Meer jongens dan meisjes hyperactief
VOORBURG - Jongens zijn bijna twee keer zo vaak hyperactief als meisjes. Tussen 2003 en 2005 kampte 6,6 procent van de jongens van twee tot twaalf jaar met hyperactiviteit.
Dat blijkt uit maandagmorgen verschenen cijfers van het Centraal Bureau voor de Statistiek (CBS).

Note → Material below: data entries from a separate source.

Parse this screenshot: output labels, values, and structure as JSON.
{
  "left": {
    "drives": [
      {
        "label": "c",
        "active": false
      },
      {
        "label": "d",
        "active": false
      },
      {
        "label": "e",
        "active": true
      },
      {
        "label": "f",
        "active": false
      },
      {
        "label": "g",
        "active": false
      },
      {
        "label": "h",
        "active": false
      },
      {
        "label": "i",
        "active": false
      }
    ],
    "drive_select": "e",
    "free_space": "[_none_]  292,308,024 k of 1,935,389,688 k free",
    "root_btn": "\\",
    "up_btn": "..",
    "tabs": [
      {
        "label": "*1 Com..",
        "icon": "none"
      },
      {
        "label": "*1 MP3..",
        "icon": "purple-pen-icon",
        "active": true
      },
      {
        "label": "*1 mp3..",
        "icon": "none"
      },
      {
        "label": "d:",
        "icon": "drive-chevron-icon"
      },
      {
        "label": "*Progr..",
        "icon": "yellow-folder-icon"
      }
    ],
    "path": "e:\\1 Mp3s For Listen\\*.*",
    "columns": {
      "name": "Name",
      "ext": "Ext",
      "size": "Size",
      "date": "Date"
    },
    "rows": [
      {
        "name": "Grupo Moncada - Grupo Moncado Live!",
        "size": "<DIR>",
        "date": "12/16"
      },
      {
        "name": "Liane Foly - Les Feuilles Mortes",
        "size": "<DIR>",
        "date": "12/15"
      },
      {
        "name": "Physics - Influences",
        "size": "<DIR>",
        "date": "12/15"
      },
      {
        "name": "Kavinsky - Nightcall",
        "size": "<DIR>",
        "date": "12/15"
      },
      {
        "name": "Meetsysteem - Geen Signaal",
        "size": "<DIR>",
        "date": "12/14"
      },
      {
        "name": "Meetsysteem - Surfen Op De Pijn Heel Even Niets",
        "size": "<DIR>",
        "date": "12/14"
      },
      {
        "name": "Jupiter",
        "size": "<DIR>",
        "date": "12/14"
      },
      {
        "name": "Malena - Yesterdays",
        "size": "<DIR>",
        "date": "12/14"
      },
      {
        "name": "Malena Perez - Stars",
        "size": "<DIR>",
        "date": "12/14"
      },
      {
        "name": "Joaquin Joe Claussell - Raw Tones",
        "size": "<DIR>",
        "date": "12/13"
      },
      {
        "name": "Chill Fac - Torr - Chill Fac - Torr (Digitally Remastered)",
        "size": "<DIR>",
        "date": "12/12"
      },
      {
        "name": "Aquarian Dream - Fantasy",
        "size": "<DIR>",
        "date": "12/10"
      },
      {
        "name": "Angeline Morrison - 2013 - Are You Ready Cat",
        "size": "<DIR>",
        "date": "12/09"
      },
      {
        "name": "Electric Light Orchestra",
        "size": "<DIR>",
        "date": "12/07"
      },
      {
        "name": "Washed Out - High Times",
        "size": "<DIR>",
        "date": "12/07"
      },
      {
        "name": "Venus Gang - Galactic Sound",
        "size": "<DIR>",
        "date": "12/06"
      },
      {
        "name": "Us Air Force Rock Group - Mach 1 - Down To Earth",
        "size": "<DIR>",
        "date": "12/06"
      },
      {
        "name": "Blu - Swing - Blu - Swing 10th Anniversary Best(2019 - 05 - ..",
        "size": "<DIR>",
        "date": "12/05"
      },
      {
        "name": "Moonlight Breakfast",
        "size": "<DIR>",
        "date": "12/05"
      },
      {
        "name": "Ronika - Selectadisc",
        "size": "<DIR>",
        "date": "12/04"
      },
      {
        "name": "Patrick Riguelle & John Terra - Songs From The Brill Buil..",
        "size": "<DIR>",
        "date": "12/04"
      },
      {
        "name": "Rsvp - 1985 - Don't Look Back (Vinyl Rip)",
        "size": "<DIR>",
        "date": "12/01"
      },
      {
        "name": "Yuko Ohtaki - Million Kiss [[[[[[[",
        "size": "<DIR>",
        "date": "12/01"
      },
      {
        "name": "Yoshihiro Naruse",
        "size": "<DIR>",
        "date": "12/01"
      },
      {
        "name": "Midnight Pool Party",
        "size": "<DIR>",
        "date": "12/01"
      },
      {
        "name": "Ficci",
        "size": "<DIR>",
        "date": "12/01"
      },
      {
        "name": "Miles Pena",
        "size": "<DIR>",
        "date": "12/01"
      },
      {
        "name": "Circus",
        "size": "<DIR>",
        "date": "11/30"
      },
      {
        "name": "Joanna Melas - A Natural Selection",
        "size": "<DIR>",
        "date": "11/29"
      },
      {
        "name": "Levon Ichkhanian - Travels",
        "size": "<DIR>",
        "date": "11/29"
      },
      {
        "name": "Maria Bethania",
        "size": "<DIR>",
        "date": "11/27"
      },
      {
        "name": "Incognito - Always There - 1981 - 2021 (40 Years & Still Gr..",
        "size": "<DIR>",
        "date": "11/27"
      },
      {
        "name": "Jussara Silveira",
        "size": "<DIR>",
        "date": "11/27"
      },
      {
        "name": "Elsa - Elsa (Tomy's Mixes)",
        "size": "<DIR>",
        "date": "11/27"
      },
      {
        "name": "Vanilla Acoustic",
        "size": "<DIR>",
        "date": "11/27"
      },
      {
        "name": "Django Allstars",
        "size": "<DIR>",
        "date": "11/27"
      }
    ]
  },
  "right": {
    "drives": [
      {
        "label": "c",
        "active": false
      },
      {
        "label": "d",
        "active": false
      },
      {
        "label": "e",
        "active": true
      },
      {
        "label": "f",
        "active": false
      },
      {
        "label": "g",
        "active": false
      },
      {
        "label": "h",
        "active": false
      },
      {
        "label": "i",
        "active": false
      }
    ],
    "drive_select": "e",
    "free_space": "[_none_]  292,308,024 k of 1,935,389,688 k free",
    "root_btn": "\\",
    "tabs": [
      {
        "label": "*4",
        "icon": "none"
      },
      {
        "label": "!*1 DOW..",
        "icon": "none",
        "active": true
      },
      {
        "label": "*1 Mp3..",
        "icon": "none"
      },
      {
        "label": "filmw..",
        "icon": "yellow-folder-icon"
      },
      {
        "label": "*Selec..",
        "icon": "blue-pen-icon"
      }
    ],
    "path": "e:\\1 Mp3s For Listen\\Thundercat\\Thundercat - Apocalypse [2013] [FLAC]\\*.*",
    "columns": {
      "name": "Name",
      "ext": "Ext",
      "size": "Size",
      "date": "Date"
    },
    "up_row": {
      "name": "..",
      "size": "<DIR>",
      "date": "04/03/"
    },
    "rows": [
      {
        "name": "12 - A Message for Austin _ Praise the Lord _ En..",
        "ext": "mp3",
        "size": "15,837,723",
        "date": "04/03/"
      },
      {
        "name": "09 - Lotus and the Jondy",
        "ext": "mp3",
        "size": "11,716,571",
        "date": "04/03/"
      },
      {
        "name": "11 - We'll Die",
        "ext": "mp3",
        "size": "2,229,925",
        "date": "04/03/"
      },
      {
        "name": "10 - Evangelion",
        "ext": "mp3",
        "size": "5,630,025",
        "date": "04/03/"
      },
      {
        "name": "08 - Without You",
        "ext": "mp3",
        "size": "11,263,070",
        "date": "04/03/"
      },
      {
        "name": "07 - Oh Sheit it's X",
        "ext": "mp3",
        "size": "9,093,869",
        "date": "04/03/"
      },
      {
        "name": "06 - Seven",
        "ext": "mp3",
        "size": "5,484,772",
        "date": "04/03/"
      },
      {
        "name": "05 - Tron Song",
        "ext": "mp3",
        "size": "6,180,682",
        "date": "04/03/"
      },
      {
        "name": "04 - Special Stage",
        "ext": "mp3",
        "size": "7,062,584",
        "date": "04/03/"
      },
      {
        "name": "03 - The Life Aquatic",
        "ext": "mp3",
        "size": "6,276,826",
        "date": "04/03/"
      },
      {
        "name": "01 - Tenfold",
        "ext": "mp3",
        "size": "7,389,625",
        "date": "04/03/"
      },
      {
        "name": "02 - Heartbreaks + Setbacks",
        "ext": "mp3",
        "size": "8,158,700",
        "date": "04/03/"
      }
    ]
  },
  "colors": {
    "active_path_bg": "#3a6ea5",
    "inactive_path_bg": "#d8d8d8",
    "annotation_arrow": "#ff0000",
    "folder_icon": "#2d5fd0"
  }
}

De hyperactieve jongens kunnen niet stil zitten, zitten voortdurend te friemelen of te draaien en kunnen zich slechts kort op een bezigheid concentreren. Bij meisjes vertoonde slechts 3,6 procent hyperactief gedrag.Kinderen die deel uitmaken van een eenoudergezinnen vertonen iets vaker hyperactief gedrag dan kinderen met twee ouders. Hyperactieve kinderen stellen het incasseringsvermogen van ouders en gezin soms danig op de proef. Zo zegt ruim een kwart van de ouders van hyperactieve kinderen dat ze de afgelopen vier weken (heel) erg bezorgd zijn geweest over het emotionele welzijn of het gedrag van het kind. Ook geeft ruim een op de vijf ouders van kinderen met hyperactiviteit aan dat alledaagse gezinsactiviteiten, zoals de gezamenlijke maaltijd, vaak door het gedrag van het kind wordt verstoord.